La dissection doit être suffisante pour permettre la mise en place de un ou deux points de suture dans le ligament commun vertébral antérieur sans risque pour les structures adjacentes. Il peut être nécessaire d’augmenter transitoirement le Trendelenburg pour permettre ce geste dans de bonnes conditions. Le repérage du promontoire est réalisé en s’aidant du toucher instrumental. Le péritoine pariétal postérieur prévertébral est incisé verticalement vers le bas (fig. 11.6).
La dissection doit identifier clairement le ligament vertébral antérieur. Un geste aveugle faisant suite à une dissection insuffisante est potentiellement très dangereux dans cette région. Nous nous méfierons de la veine iliaque gauche chez les patientes obèses et chez les patientes qui ont une bifurcation aortique basse (fig. 11.7).
Dissection postérieure ( vidéo 11.3)
L’incision péritonéale, débutée au niveau du promontoire est prolongée caudalement en direction du cul-de-sac de Douglas. Elle est située latéralement au recto-sigmoïde et est à une distance suffisante de l’uretère droit. Cette incision permet la péritonisation de la prothèse en fin d’intervention (fig. 11.8). Elle est poursuivie jusqu’au niveau du cul- de-sac de Douglas, médialement au ligament utéro-sacré droit.
La dissection recto-vaginale débute après avoir tracté le rectum vers l’arrière et avoir poussé l’utérus en avant (fig. 11.9). Le rectum est saisi par l’assistant à l’aide d’une pince digestive et une traction forte vers le bas est réalisée. Le péritoine en regard du torus uterinum se tend en faux, il est coagulé puis sectionné deux centimètres en dessous de l’insertion utérine. Le plan de clivage est retrouvé au plus près de la paroi vaginale, et ensuite guidé par le relief de la paroi vaginale postérieure. La dissection de ce plan est simple si l’exposition est correcte. Elle est facilitée par la pneumodissection, la traction exercée sur le rectum et la poussée de l’utérus.
Dans le plan recto-vaginal, la limite inférieure de la dissection se situe au niveau du cap anal (fig. 11.10). La dissection est poursuivie latéralement au cap anal, en profondeur pour découvrir les muscles élévateurs de l’anus (fig. 11.11). Dans cette partie latérale nous pouvons voir les vaisseaux rectaux moyens ; ils seront respectés ou coagulés selon l’espace disponible. À la fin de la dissection, les muscles releveurs de l’anus apparaissent. Il est important de bien les identifier.

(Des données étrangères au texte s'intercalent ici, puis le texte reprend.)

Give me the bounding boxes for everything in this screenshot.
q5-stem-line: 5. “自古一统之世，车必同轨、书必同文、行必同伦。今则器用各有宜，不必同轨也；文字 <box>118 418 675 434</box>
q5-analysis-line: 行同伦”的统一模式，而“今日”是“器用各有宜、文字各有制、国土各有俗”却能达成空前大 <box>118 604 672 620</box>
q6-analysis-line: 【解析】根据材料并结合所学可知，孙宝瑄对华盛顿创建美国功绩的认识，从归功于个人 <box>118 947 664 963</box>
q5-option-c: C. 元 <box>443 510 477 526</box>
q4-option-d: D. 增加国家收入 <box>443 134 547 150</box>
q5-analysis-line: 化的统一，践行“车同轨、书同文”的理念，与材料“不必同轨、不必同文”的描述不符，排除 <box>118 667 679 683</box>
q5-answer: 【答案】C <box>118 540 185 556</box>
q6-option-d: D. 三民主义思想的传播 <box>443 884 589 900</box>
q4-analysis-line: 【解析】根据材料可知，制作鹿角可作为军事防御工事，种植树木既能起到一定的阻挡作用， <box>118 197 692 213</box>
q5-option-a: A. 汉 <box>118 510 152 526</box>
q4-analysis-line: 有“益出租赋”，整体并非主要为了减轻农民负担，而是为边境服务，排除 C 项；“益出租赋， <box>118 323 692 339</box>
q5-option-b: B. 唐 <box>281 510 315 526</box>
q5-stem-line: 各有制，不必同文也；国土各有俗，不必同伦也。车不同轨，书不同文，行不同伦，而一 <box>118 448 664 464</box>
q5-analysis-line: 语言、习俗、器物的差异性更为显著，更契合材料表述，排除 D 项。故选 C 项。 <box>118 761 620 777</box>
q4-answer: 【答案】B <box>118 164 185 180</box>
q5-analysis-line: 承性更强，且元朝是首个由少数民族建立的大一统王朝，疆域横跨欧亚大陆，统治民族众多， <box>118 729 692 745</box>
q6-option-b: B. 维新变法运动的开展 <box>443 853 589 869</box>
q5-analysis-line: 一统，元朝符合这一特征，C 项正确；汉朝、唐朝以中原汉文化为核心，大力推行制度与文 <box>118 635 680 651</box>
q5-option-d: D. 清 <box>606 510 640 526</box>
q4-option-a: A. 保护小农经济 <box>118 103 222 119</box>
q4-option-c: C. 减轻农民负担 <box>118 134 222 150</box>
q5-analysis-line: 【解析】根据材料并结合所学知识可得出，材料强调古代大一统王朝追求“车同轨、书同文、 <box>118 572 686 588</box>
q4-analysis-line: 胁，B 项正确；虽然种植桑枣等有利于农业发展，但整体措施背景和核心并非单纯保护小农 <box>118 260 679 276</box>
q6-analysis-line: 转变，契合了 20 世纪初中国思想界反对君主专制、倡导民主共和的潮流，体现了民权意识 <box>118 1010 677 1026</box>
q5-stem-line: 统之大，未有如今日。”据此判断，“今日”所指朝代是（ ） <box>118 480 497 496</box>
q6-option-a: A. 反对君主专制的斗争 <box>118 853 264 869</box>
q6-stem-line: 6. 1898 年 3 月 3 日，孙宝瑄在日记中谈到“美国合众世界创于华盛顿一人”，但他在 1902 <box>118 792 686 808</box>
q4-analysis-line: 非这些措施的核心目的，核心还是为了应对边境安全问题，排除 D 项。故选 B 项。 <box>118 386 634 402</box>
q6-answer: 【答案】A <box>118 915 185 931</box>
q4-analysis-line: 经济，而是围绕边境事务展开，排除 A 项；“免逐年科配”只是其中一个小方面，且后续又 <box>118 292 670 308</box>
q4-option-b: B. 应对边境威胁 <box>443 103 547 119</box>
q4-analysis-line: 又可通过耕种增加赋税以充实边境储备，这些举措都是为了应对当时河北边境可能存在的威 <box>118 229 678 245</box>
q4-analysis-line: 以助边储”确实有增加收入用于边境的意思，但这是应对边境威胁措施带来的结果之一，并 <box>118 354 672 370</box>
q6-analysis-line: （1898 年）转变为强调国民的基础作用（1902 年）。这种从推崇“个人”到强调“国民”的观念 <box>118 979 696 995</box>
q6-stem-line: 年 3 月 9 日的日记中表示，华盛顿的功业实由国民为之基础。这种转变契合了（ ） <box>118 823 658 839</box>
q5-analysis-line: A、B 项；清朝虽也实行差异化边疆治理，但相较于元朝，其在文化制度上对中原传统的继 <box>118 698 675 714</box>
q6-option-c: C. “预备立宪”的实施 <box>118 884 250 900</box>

À ce niveau, la dissection doit être suffisante pour permettre le passage facile des sutures dans cet espace étroit au contact direct du plancher pelvien. L’espace disséqué est limité alors par les muscles élévateurs de l’anus et la paroi pelvienne latéralement, le cap anal médialement, le vagin en avant, le rectum en arrière (fig. 11.12).

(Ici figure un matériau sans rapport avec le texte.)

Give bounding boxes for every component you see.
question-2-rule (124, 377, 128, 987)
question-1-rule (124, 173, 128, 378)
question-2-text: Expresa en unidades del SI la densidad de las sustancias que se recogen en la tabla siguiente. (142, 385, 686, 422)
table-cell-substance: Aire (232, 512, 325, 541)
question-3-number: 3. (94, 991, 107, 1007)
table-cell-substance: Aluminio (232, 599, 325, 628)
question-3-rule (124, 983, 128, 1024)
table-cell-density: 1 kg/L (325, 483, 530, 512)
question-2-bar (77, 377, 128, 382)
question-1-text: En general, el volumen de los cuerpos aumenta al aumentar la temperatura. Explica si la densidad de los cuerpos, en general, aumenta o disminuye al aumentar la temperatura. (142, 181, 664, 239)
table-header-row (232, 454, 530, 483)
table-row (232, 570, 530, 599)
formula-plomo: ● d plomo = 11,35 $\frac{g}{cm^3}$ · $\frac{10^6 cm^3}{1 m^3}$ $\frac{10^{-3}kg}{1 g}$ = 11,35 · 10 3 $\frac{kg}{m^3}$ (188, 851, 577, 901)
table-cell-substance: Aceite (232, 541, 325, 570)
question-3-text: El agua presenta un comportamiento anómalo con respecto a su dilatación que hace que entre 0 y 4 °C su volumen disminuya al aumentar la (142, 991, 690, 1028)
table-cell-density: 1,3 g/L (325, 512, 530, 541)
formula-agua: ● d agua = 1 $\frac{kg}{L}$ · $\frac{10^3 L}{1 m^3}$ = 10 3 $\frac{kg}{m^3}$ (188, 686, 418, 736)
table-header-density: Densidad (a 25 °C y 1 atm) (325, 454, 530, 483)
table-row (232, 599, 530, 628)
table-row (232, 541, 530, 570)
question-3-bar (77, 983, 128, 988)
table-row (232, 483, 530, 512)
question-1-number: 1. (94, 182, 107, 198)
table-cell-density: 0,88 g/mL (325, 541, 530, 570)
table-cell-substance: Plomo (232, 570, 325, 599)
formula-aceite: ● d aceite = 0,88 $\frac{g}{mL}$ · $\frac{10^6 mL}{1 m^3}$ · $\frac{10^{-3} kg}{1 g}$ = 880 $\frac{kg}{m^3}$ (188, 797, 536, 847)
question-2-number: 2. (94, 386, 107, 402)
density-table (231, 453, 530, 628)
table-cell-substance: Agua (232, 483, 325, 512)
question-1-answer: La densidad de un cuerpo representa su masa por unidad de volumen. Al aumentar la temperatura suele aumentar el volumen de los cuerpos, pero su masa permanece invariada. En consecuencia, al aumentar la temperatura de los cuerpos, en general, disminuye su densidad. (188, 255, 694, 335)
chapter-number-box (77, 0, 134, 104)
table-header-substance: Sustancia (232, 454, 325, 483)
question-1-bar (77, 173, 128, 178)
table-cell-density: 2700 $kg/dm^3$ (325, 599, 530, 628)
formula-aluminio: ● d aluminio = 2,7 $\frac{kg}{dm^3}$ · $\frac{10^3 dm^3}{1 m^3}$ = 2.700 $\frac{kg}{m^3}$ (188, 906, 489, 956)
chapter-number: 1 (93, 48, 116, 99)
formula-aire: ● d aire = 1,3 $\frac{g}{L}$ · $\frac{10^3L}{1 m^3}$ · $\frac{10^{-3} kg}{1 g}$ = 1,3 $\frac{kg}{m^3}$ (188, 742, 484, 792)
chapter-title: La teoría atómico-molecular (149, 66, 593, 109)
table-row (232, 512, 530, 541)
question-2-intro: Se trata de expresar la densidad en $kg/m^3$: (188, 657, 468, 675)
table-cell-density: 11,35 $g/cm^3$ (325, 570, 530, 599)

Hystérectomie subtotale ou exposition du fond vaginal et dissection vésico-vaginale
La technique de réalisation de l’hystérectomie est classique et elle a été précédemment décrite. Contrairement à une hystérectomie simple (totale ou subtotale) la dissection antérieure est toujours plus poussée sous la vessie ( vidéos 11.4, 11.5 et 11.6).